Remote-sensing and UAV applications need models that generalize across platforms and viewpoints without task-specific training. Yet training-free pipelines often falter on oriented geometry, scale/rotation variation, and crowded ports or airfields, and rarely unify detection and segmentation. We introduce ZODS-RS, a training-free, closed-form pipeline that outputs horizontal boxes (HBB) and instance masks. Built on DINOv3 dense features and SAM-style proposals, ZODS-RS chains: PP (prototype purification via Tyler covariance), R-SEM (rotation-scale equivariant matching with separable kernels and global Hungarian assignment), and UAM (uncertainty-aware pixelwise merging with adaptive priors and optional negative prototypes). A lightweight CWLA fuses multiple DINOv3 layers. On FAIR1M (HBB) we obtain $\mathrm{mAP}_{0.50:0.95}=\mathbf{13.06}$ and $\mathrm{AP}_S=\mathbf{2.93}$ \emph{(class-averaged over ship/airplane)}; on xView (HBB) we report $\mathrm{mAP}=\mathbf{16.69}$. On our UAV dataset, ZODS-RS achieves mask $\mathrm{mIoU}=\mathbf{31.10}$ and improves small-object AP by $\mathbf{+30.70}$ over Grounded-SAM on a single 5090. This work offers a unified, \emph{no-training} solution for horizontal-box detection plus instance segmentation in aerial imagery; provides explicit closed-form formulations for PP/R-SEM/UAM tightly coupled with DINOv3; and demonstrates \emph{consistent} gains on small and crowded targets and under cross-domain shifts while keeping deployment simple.

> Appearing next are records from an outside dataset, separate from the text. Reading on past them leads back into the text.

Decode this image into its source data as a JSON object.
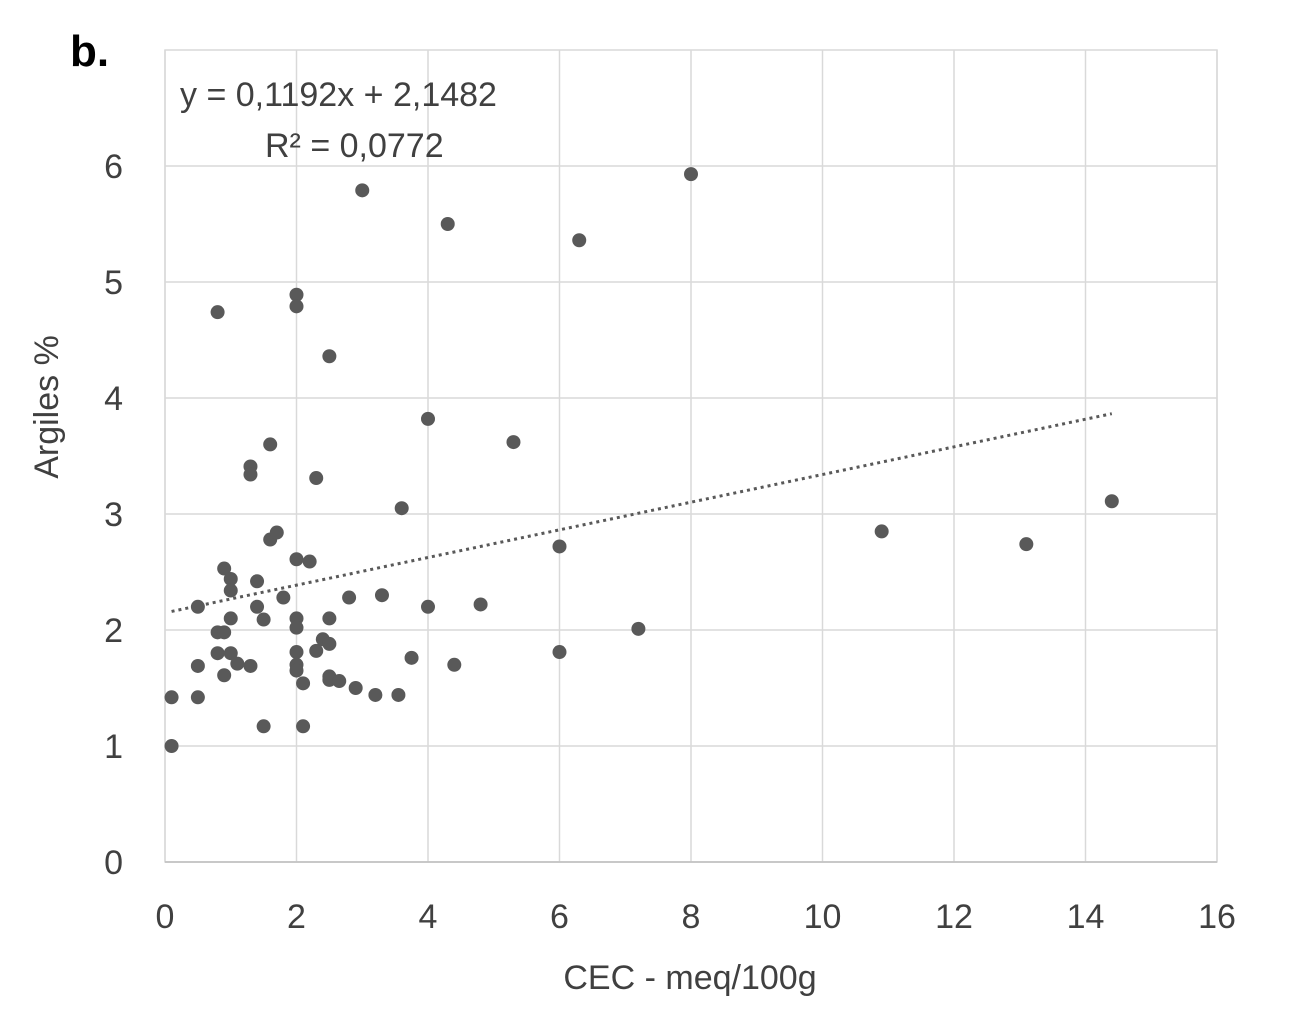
{
  "panel_label": "b.",
  "chart_data": {
    "type": "scatter",
    "xlabel": "CEC - meq/100g",
    "ylabel": "Argiles %",
    "xlim": [
      0,
      16
    ],
    "ylim": [
      0,
      7
    ],
    "x_ticks": [
      "0",
      "2",
      "4",
      "6",
      "8",
      "10",
      "12",
      "14",
      "16"
    ],
    "y_ticks": [
      "0",
      "1",
      "2",
      "3",
      "4",
      "5",
      "6"
    ],
    "grid": true,
    "marker_color": "#595959",
    "grid_color": "#d9d9d9",
    "trendline": {
      "type": "linear",
      "style": "dotted",
      "slope": 0.1192,
      "intercept": 2.1482,
      "x_range": [
        0.1,
        14.4
      ],
      "equation_label": "y = 0,1192x + 2,1482",
      "r2_label": "R² = 0,0772"
    },
    "points": [
      {
        "x": 0.1,
        "y": 1.0
      },
      {
        "x": 0.1,
        "y": 1.42
      },
      {
        "x": 0.5,
        "y": 1.42
      },
      {
        "x": 0.5,
        "y": 1.69
      },
      {
        "x": 0.5,
        "y": 2.2
      },
      {
        "x": 0.8,
        "y": 1.98
      },
      {
        "x": 0.8,
        "y": 1.8
      },
      {
        "x": 0.8,
        "y": 4.74
      },
      {
        "x": 0.9,
        "y": 1.98
      },
      {
        "x": 0.9,
        "y": 1.61
      },
      {
        "x": 0.9,
        "y": 2.53
      },
      {
        "x": 1.0,
        "y": 2.44
      },
      {
        "x": 1.0,
        "y": 2.34
      },
      {
        "x": 1.0,
        "y": 2.1
      },
      {
        "x": 1.0,
        "y": 1.8
      },
      {
        "x": 1.1,
        "y": 1.71
      },
      {
        "x": 1.3,
        "y": 3.41
      },
      {
        "x": 1.3,
        "y": 3.34
      },
      {
        "x": 1.3,
        "y": 1.69
      },
      {
        "x": 1.4,
        "y": 2.42
      },
      {
        "x": 1.4,
        "y": 2.2
      },
      {
        "x": 1.5,
        "y": 2.09
      },
      {
        "x": 1.5,
        "y": 1.17
      },
      {
        "x": 1.6,
        "y": 3.6
      },
      {
        "x": 1.6,
        "y": 2.78
      },
      {
        "x": 1.7,
        "y": 2.84
      },
      {
        "x": 1.8,
        "y": 2.28
      },
      {
        "x": 2.0,
        "y": 4.89
      },
      {
        "x": 2.0,
        "y": 4.79
      },
      {
        "x": 2.0,
        "y": 2.61
      },
      {
        "x": 2.0,
        "y": 2.1
      },
      {
        "x": 2.0,
        "y": 2.02
      },
      {
        "x": 2.0,
        "y": 1.81
      },
      {
        "x": 2.0,
        "y": 1.7
      },
      {
        "x": 2.0,
        "y": 1.65
      },
      {
        "x": 2.1,
        "y": 1.54
      },
      {
        "x": 2.1,
        "y": 1.17
      },
      {
        "x": 2.2,
        "y": 2.59
      },
      {
        "x": 2.3,
        "y": 3.31
      },
      {
        "x": 2.3,
        "y": 1.82
      },
      {
        "x": 2.4,
        "y": 1.92
      },
      {
        "x": 2.5,
        "y": 4.36
      },
      {
        "x": 2.5,
        "y": 2.1
      },
      {
        "x": 2.5,
        "y": 1.88
      },
      {
        "x": 2.5,
        "y": 1.6
      },
      {
        "x": 2.5,
        "y": 1.57
      },
      {
        "x": 2.65,
        "y": 1.56
      },
      {
        "x": 2.8,
        "y": 2.28
      },
      {
        "x": 2.9,
        "y": 1.5
      },
      {
        "x": 3.0,
        "y": 5.79
      },
      {
        "x": 3.2,
        "y": 1.44
      },
      {
        "x": 3.3,
        "y": 2.3
      },
      {
        "x": 3.55,
        "y": 1.44
      },
      {
        "x": 3.6,
        "y": 3.05
      },
      {
        "x": 3.75,
        "y": 1.76
      },
      {
        "x": 4.0,
        "y": 3.82
      },
      {
        "x": 4.0,
        "y": 2.2
      },
      {
        "x": 4.3,
        "y": 5.5
      },
      {
        "x": 4.4,
        "y": 1.7
      },
      {
        "x": 4.8,
        "y": 2.22
      },
      {
        "x": 5.3,
        "y": 3.62
      },
      {
        "x": 6.0,
        "y": 2.72
      },
      {
        "x": 6.0,
        "y": 1.81
      },
      {
        "x": 6.3,
        "y": 5.36
      },
      {
        "x": 7.2,
        "y": 2.01
      },
      {
        "x": 8.0,
        "y": 5.93
      },
      {
        "x": 10.9,
        "y": 2.85
      },
      {
        "x": 13.1,
        "y": 2.74
      },
      {
        "x": 14.4,
        "y": 3.11
      }
    ]
  }
}
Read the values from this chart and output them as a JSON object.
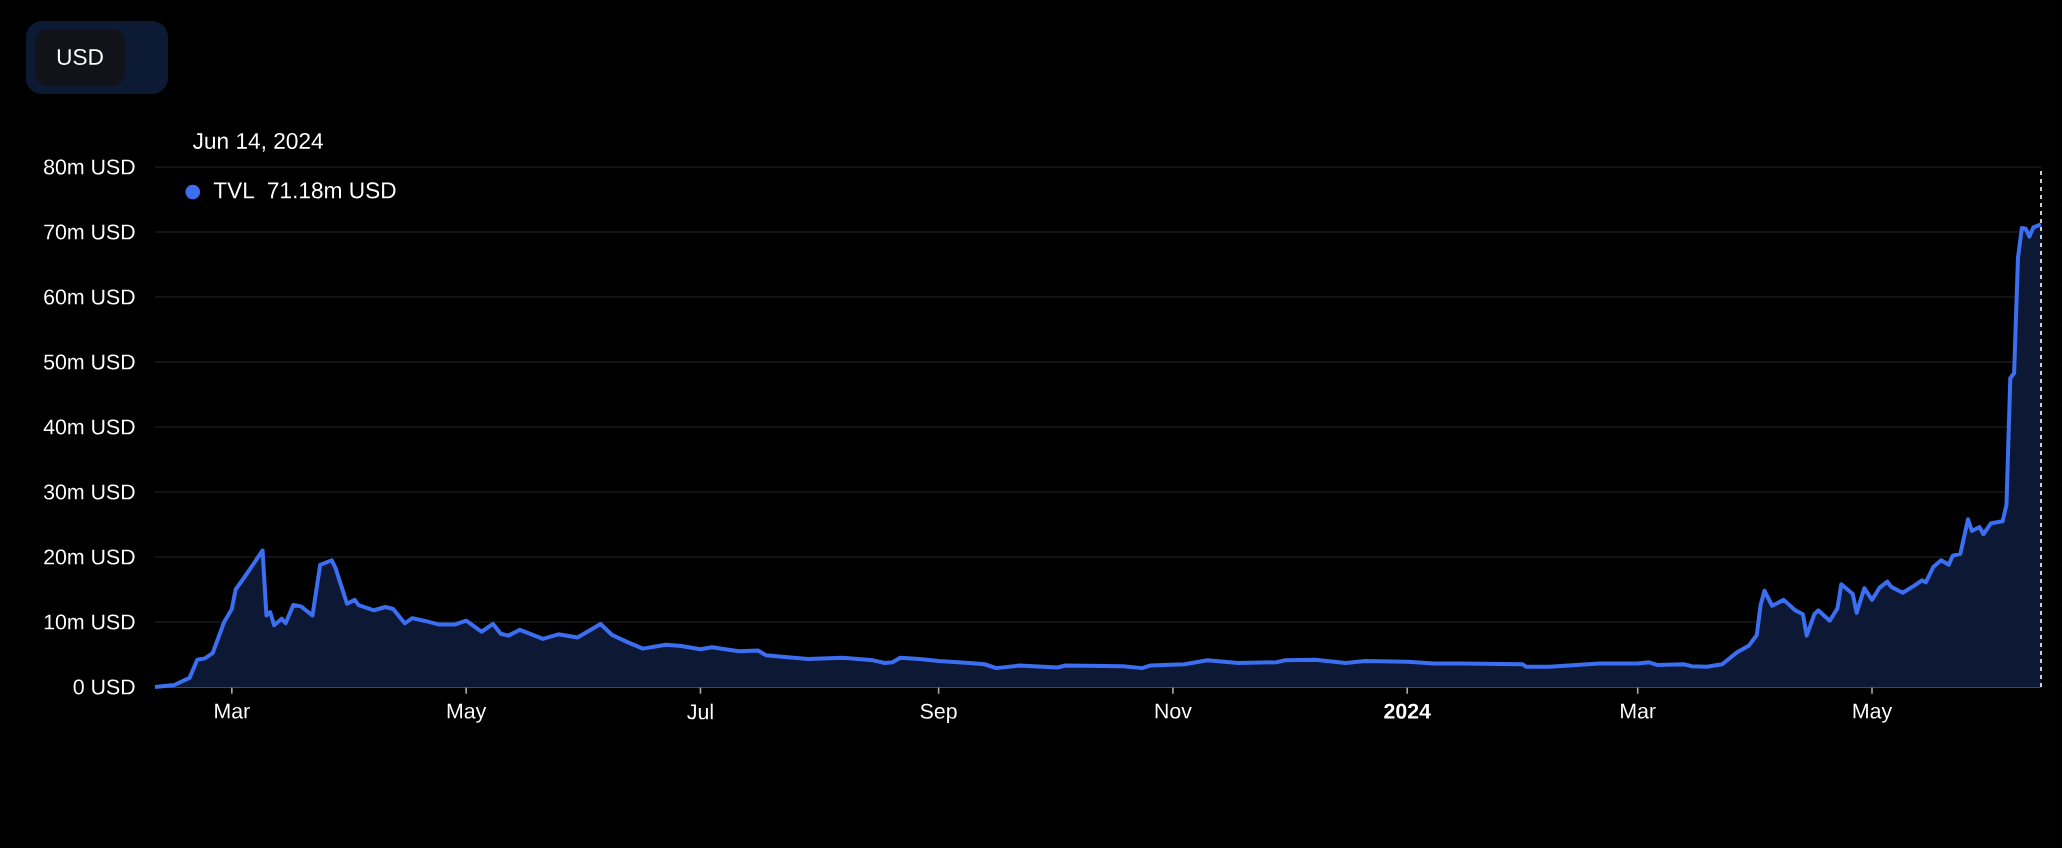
{
  "chart_data": {
    "type": "area",
    "x": [
      "2023-02-09",
      "2023-02-14",
      "2023-02-18",
      "2023-02-20",
      "2023-02-22",
      "2023-02-24",
      "2023-02-27",
      "2023-03-01",
      "2023-03-02",
      "2023-03-05",
      "2023-03-09",
      "2023-03-10",
      "2023-03-11",
      "2023-03-12",
      "2023-03-14",
      "2023-03-15",
      "2023-03-17",
      "2023-03-19",
      "2023-03-22",
      "2023-03-24",
      "2023-03-27",
      "2023-03-28",
      "2023-03-31",
      "2023-04-02",
      "2023-04-03",
      "2023-04-07",
      "2023-04-10",
      "2023-04-12",
      "2023-04-15",
      "2023-04-17",
      "2023-04-20",
      "2023-04-24",
      "2023-04-28",
      "2023-05-01",
      "2023-05-05",
      "2023-05-08",
      "2023-05-10",
      "2023-05-12",
      "2023-05-15",
      "2023-05-21",
      "2023-05-25",
      "2023-05-30",
      "2023-06-05",
      "2023-06-08",
      "2023-06-12",
      "2023-06-16",
      "2023-06-22",
      "2023-06-26",
      "2023-07-01",
      "2023-07-04",
      "2023-07-11",
      "2023-07-16",
      "2023-07-18",
      "2023-07-23",
      "2023-07-29",
      "2023-08-07",
      "2023-08-15",
      "2023-08-18",
      "2023-08-20",
      "2023-08-22",
      "2023-08-27",
      "2023-09-01",
      "2023-09-09",
      "2023-09-13",
      "2023-09-16",
      "2023-09-22",
      "2023-10-02",
      "2023-10-04",
      "2023-10-19",
      "2023-10-24",
      "2023-10-26",
      "2023-11-04",
      "2023-11-10",
      "2023-11-18",
      "2023-11-28",
      "2023-11-30",
      "2023-12-08",
      "2023-12-16",
      "2023-12-21",
      "2024-01-01",
      "2024-01-08",
      "2024-01-15",
      "2024-01-31",
      "2024-02-01",
      "2024-02-07",
      "2024-02-20",
      "2024-03-01",
      "2024-03-04",
      "2024-03-06",
      "2024-03-13",
      "2024-03-15",
      "2024-03-19",
      "2024-03-23",
      "2024-03-27",
      "2024-03-30",
      "2024-04-01",
      "2024-04-02",
      "2024-04-03",
      "2024-04-05",
      "2024-04-08",
      "2024-04-11",
      "2024-04-13",
      "2024-04-14",
      "2024-04-16",
      "2024-04-17",
      "2024-04-20",
      "2024-04-22",
      "2024-04-23",
      "2024-04-26",
      "2024-04-27",
      "2024-04-29",
      "2024-05-01",
      "2024-05-03",
      "2024-05-05",
      "2024-05-06",
      "2024-05-09",
      "2024-05-12",
      "2024-05-14",
      "2024-05-15",
      "2024-05-17",
      "2024-05-19",
      "2024-05-21",
      "2024-05-22",
      "2024-05-24",
      "2024-05-26",
      "2024-05-27",
      "2024-05-29",
      "2024-05-30",
      "2024-06-01",
      "2024-06-04",
      "2024-06-05",
      "2024-06-06",
      "2024-06-07",
      "2024-06-08",
      "2024-06-09",
      "2024-06-10",
      "2024-06-11",
      "2024-06-12",
      "2024-06-14"
    ],
    "series": [
      {
        "name": "TVL",
        "color": "#3b6ef0",
        "values": [
          0,
          0.3,
          1.4,
          4.2,
          4.4,
          5.2,
          10,
          12,
          15,
          17.5,
          21,
          11,
          11.5,
          9.5,
          10.5,
          9.8,
          12.6,
          12.4,
          11,
          18.8,
          19.5,
          18.3,
          12.8,
          13.4,
          12.6,
          11.8,
          12.3,
          12,
          9.8,
          10.6,
          10.2,
          9.6,
          9.6,
          10.2,
          8.5,
          9.7,
          8.2,
          7.9,
          8.8,
          7.4,
          8.1,
          7.6,
          9.7,
          8,
          6.9,
          5.9,
          6.5,
          6.3,
          5.8,
          6.1,
          5.5,
          5.6,
          4.9,
          4.6,
          4.3,
          4.5,
          4.1,
          3.7,
          3.8,
          4.5,
          4.3,
          4,
          3.7,
          3.5,
          2.9,
          3.3,
          3,
          3.3,
          3.2,
          2.9,
          3.3,
          3.5,
          4.1,
          3.7,
          3.8,
          4.1,
          4.2,
          3.7,
          4,
          3.9,
          3.6,
          3.6,
          3.5,
          3.1,
          3.1,
          3.6,
          3.6,
          3.8,
          3.4,
          3.5,
          3.2,
          3.1,
          3.5,
          5.4,
          6.4,
          8,
          12.6,
          14.8,
          12.5,
          13.4,
          11.8,
          11.2,
          7.9,
          11.2,
          11.8,
          10.2,
          12.1,
          15.8,
          14.3,
          11.4,
          15.2,
          13.4,
          15.3,
          16.2,
          15.4,
          14.5,
          15.6,
          16.4,
          16.1,
          18.5,
          19.5,
          18.8,
          20.2,
          20.5,
          25.8,
          24,
          24.6,
          23.5,
          25.2,
          25.5,
          28,
          47.5,
          48.3,
          66,
          70.6,
          70.5,
          69.3,
          70.7,
          71.18
        ]
      }
    ],
    "xlim": [
      "2023-02-09",
      "2024-06-14"
    ],
    "xticks": [
      {
        "value": "2023-03-01",
        "label": "Mar"
      },
      {
        "value": "2023-05-01",
        "label": "May"
      },
      {
        "value": "2023-07-01",
        "label": "Jul"
      },
      {
        "value": "2023-09-01",
        "label": "Sep"
      },
      {
        "value": "2023-11-01",
        "label": "Nov"
      },
      {
        "value": "2024-01-01",
        "label": "**2024**"
      },
      {
        "value": "2024-03-01",
        "label": "Mar"
      },
      {
        "value": "2024-05-01",
        "label": "May"
      }
    ],
    "ylim": [
      0,
      80
    ],
    "yticks": [
      {
        "value": 0,
        "label": "0 USD"
      },
      {
        "value": 10,
        "label": "10m USD"
      },
      {
        "value": 20,
        "label": "20m USD"
      },
      {
        "value": 30,
        "label": "30m USD"
      },
      {
        "value": 40,
        "label": "40m USD"
      },
      {
        "value": 50,
        "label": "50m USD"
      },
      {
        "value": 60,
        "label": "60m USD"
      },
      {
        "value": 70,
        "label": "70m USD"
      },
      {
        "value": 80,
        "label": "80m USD"
      }
    ],
    "grid": "y",
    "legend": "top left",
    "ref_lines": [
      {
        "axis": "x",
        "value": "2024-06-14",
        "color": "#ffffff",
        "line_style": "dashed"
      }
    ],
    "annotations": [
      "Jun 14, 2024",
      "71.18m USD",
      "USD"
    ]
  }
}
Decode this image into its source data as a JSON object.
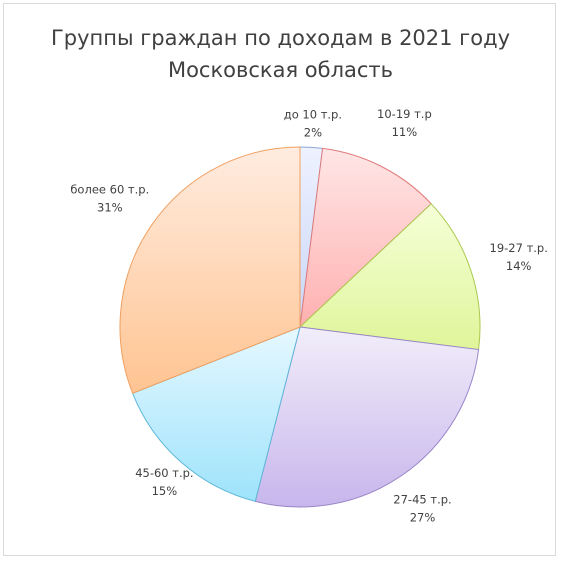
{
  "chart_data": {
    "type": "pie",
    "title": "Группы граждан по доходам в 2021 году\nМосковская область",
    "categories": [
      "до 10 т.р.",
      "10-19 т.р",
      "19-27 т.р.",
      "27-45 т.р.",
      "45-60 т.р.",
      "более 60 т.р."
    ],
    "values": [
      2,
      11,
      14,
      27,
      15,
      31
    ],
    "value_labels": [
      "2%",
      "11%",
      "14%",
      "27%",
      "15%",
      "31%"
    ],
    "start_angle_deg": 0,
    "direction": "clockwise",
    "legend": "none",
    "colors": [
      {
        "light": "#eef2ff",
        "dark": "#c9d6f6",
        "stroke": "#8ea6d8"
      },
      {
        "light": "#ffe6e6",
        "dark": "#ffb0b0",
        "stroke": "#e07a7a"
      },
      {
        "light": "#f6ffd8",
        "dark": "#dff59a",
        "stroke": "#a9c94e"
      },
      {
        "light": "#f2eefa",
        "dark": "#c7b6ec",
        "stroke": "#9a86c9"
      },
      {
        "light": "#e6f8ff",
        "dark": "#9ee3fb",
        "stroke": "#5fb7d9"
      },
      {
        "light": "#ffece0",
        "dark": "#ffc492",
        "stroke": "#f0a060"
      }
    ]
  }
}
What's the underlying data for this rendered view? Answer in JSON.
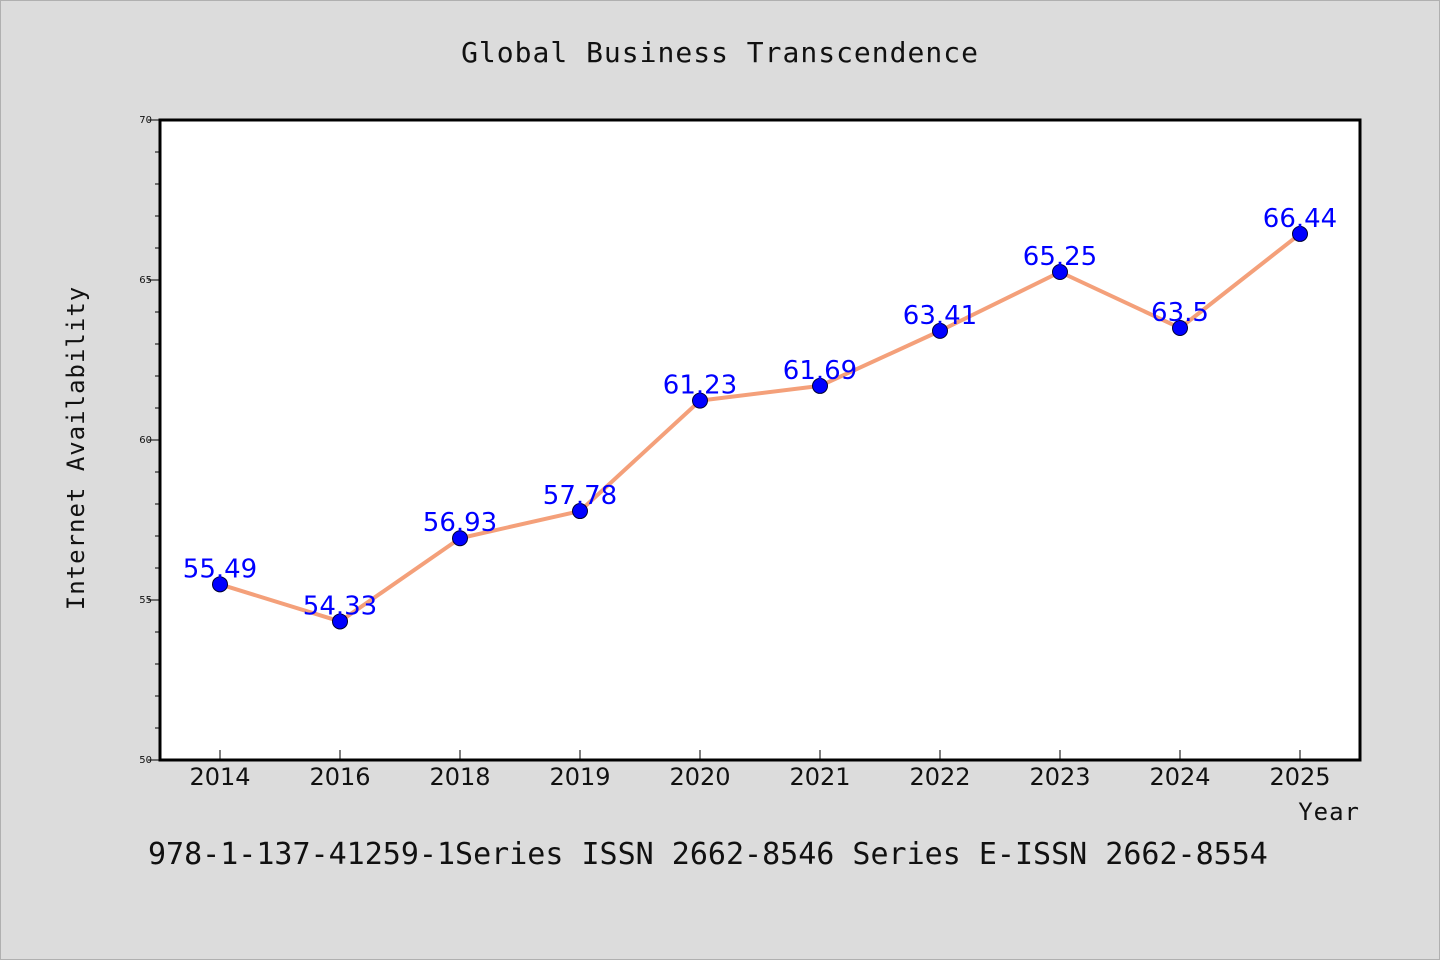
{
  "chart_data": {
    "type": "line",
    "title": "Global Business Transcendence",
    "xlabel": "Year",
    "ylabel": "Internet Availability",
    "categories": [
      "2014",
      "2016",
      "2018",
      "2019",
      "2020",
      "2021",
      "2022",
      "2023",
      "2024",
      "2025"
    ],
    "series": [
      {
        "values": [
          55.49,
          54.33,
          56.93,
          57.78,
          61.23,
          61.69,
          63.41,
          65.25,
          63.5,
          66.44
        ],
        "data_labels": [
          "55.49",
          "54.33",
          "56.93",
          "57.78",
          "61.23",
          "61.69",
          "63.41",
          "65.25",
          "63.5",
          "66.44"
        ],
        "line_color": "#f4a07a",
        "marker_color": "#0000ff"
      }
    ],
    "ylim": [
      50,
      70
    ],
    "yticks": [
      "50",
      "55",
      "60",
      "65",
      "70"
    ],
    "grid": false,
    "legend": "none",
    "background_color": "#dcdcdc",
    "plot_background_color": "#ffffff"
  },
  "footer": {
    "text": "978-1-137-41259-1Series ISSN 2662-8546 Series E-ISSN 2662-8554"
  }
}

翻译：遥感与无人机应用需要模型能够在无需任务特定训练的前提下，跨平台与视角进行泛化。然而，现有无训练流程在处理定向几何、尺度/旋转变化以及拥挤的港口或机场场景时效果欠佳，且极少能统一目标检测与分割。本文提出ZODS-RS，一种无训练、闭式的处理流程，可输出水平框与实例掩膜。ZODS-RS基于DINOv3密集特征与SAM类候选区域构建，其链式处理包括：PP（基于Tyler协方差的原型纯化）、R-SEM（基于可分离核与全局匈牙利分配的旋转尺度等变匹配）以及UAM（基于自适应先验与可选负原型的不确定性感知逐像素融合）。轻量级CWLA模块用于融合多个DINOv3层级。在FAIR1M数据集（水平框任务）上，我们获得$\mathrm{mAP}_{0.50:0.95}=\mathbf{13.06}$与$\mathrm{AP}_S=\mathbf{2.93}$（针对舰船/飞机类别的类别平均结果）；在xView数据集（水平框任务）上，报告$\mathrm{mAP}=\mathbf{16.69}$。在我们自有的无人机数据集上，ZODS-RS的掩膜$\mathrm{mIoU}=\mathbf{31.10}$，且在单块5090 GPU上，小目标AP相较于Grounded-SAM提升了$\mathbf{+30.70}$。本工作为航空影像中的水平框检测与实例分割提供了统一的、无需训练解决方案；给出了与DINOv3紧密耦合的PP/R-SEM/UAM的显式闭式表达；并在小目标、拥挤目标以及跨领域迁移场景下展现出持续的增益，同时保持了部署的简洁性。